In 2008, Bumiller covered the presidential campaign of Senator John McCain for the Times. During the campaign, McCain at times clashed with Bumiller and other Times writers. From 2008 to early 2013, Bumiller served as Pentagon correspondent; in this role, she traveled with the Secretary of Defense and was embedded with U.S. forces in Afghanistan. In May 2009, the Times published a controversial front-page article by Bumiller citing an unreleased Pentagon report for the proposition that one in seven detainees released from the Guantanamo Bay detention camp "returned to terrorism or militant activity"; this figure was criticized as inflated in a Times op-ed by Peter Bergen and Katherine Tiedemann, and Times public editor Clark Hoyt wrote that editors should have taken a more skeptical approach.
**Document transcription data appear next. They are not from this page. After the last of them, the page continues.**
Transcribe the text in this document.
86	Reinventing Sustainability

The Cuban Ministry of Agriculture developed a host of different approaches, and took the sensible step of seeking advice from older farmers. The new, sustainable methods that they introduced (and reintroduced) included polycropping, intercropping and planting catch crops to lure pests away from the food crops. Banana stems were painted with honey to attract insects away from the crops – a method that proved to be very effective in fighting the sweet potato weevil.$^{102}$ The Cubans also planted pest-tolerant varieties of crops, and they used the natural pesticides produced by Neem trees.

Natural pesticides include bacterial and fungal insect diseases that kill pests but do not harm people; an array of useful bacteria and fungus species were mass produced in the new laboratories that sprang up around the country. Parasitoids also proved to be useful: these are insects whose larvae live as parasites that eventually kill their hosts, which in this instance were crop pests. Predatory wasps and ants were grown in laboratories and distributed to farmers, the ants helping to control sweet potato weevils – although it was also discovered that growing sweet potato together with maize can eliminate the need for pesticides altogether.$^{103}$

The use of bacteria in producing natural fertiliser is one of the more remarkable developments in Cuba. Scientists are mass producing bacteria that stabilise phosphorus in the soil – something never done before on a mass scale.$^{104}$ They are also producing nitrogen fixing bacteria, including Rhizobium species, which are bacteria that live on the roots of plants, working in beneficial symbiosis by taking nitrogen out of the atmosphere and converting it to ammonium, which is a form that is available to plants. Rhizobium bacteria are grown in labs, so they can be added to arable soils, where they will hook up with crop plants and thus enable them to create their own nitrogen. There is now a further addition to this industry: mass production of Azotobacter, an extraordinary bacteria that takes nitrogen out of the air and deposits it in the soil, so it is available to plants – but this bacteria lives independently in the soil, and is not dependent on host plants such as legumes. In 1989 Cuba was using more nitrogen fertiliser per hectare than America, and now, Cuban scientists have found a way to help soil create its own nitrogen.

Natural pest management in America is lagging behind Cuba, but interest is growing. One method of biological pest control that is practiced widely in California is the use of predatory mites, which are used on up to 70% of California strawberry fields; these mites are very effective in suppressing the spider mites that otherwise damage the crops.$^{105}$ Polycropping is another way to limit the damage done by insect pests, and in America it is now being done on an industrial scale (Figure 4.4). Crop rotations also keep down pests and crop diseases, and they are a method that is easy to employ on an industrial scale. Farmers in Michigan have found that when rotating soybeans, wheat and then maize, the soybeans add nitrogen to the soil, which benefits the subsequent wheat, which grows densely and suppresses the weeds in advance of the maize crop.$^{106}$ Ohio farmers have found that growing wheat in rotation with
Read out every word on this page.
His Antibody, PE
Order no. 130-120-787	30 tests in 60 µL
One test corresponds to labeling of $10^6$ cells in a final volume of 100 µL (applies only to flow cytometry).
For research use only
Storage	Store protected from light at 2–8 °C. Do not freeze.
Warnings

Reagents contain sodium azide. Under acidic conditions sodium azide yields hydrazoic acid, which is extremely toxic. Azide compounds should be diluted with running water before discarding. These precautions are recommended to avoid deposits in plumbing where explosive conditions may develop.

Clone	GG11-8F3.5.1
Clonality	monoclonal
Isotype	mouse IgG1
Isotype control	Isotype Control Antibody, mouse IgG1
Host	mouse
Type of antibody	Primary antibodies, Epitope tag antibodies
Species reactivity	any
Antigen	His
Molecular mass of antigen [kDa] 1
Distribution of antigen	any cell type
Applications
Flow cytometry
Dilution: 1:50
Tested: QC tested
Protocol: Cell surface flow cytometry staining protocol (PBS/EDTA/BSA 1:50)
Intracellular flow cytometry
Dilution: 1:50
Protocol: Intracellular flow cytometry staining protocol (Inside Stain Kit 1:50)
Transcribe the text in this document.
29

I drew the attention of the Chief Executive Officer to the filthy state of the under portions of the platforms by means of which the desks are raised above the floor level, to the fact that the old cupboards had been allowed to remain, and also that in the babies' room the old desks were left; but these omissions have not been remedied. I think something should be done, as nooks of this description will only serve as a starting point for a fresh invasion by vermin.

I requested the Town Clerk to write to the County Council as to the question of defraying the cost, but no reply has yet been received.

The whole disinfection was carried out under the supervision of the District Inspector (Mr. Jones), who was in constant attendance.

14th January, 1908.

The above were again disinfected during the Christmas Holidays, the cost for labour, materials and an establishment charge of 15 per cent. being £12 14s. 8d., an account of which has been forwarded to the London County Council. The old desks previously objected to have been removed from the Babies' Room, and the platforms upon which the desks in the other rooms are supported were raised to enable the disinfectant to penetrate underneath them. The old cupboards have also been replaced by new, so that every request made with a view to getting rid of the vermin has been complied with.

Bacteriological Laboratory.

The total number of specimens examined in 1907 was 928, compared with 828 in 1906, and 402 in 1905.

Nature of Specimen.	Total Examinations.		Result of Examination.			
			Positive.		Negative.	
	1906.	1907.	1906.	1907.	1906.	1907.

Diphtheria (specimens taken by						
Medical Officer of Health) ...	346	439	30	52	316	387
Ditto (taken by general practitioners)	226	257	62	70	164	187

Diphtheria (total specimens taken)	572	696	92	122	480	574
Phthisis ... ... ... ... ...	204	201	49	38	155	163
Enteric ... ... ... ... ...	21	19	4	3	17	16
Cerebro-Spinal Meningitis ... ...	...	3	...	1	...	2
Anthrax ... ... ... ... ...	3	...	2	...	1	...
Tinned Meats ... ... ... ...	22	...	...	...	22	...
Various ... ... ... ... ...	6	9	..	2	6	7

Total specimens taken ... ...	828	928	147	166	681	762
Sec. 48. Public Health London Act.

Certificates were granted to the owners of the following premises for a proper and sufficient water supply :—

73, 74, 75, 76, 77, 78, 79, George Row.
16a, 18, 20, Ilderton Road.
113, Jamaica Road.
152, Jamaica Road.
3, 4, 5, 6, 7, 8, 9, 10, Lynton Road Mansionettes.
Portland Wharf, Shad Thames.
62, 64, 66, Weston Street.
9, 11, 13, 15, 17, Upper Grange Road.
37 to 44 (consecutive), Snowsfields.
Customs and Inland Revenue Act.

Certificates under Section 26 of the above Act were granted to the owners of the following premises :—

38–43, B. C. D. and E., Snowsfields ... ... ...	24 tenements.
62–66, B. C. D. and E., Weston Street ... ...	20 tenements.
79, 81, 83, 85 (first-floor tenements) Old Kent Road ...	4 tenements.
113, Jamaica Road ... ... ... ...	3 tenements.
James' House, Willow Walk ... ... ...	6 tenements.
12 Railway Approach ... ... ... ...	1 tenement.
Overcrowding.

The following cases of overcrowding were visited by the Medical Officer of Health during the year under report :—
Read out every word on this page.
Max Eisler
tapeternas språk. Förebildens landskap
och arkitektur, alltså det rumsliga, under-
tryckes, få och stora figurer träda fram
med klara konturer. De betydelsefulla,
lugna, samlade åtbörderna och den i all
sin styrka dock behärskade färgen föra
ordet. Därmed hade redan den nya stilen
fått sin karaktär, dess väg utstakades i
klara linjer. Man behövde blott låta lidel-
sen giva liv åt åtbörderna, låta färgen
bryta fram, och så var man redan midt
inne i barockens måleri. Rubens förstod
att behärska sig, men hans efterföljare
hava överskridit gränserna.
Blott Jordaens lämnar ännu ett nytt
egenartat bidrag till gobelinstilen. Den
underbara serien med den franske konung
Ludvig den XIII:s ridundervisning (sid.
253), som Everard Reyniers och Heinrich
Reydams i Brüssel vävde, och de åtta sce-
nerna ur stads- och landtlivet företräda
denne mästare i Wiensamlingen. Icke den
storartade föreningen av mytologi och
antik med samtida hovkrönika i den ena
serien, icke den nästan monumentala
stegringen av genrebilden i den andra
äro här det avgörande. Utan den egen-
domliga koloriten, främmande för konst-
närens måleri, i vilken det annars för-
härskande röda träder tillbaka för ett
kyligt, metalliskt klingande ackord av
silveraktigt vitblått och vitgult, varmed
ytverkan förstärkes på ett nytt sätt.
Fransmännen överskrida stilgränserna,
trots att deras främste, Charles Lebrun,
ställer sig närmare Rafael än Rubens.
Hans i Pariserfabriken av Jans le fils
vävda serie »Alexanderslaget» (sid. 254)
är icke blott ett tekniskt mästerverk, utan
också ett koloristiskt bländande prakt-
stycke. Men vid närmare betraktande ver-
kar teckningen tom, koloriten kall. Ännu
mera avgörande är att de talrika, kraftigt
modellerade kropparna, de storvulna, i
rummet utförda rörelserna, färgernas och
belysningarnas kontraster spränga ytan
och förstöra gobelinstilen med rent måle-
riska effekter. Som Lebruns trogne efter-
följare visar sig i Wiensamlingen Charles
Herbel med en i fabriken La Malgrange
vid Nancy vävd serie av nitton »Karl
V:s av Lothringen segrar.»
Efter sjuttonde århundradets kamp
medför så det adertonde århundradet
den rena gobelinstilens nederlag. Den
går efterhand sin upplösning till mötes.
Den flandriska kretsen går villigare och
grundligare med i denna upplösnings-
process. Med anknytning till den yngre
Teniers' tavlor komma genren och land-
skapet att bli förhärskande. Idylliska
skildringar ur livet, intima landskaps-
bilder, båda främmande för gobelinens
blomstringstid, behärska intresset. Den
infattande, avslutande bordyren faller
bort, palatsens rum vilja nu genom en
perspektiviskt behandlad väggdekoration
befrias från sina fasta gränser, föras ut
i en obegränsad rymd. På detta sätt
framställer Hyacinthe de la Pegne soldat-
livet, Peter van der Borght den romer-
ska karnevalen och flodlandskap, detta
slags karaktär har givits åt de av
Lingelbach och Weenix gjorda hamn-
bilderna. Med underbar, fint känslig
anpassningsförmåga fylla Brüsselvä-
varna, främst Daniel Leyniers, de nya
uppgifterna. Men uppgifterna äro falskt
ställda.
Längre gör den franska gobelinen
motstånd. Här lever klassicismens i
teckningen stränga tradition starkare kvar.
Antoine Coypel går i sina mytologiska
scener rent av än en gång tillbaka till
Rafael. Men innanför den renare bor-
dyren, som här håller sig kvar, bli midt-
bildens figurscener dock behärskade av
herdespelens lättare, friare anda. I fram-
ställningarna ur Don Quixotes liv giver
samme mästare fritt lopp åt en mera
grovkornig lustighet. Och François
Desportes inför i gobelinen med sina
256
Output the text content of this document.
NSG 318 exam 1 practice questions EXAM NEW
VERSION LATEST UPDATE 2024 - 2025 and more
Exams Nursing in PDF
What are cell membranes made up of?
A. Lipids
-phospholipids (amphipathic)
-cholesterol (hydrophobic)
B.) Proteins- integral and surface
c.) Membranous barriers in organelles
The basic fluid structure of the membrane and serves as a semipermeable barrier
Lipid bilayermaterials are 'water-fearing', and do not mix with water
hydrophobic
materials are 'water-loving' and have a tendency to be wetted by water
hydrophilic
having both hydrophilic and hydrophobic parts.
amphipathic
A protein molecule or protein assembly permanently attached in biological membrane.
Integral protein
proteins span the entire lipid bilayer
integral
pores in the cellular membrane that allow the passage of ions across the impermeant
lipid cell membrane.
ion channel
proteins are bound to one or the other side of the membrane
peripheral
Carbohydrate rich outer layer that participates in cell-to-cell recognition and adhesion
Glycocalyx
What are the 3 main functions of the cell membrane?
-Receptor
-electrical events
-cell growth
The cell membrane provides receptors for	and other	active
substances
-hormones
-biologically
Subsequently, Bumiller was named Washington editor. In September 2015, executive editor Dean Baquet of The New York Times announced that Bumiller would replace Carolyn Ryan as the Washington bureau chief.

== Personal life ==
In fall 1979, Bumiller met Steven R. Weisman, then the White House correspondent for The New York Times, and the two married in 1983 in an interfaith ceremony at their home in Georgetown. They have two children: a girl born in Japan and their second child, a boy was born after the couple moved to New York in the early 1990s.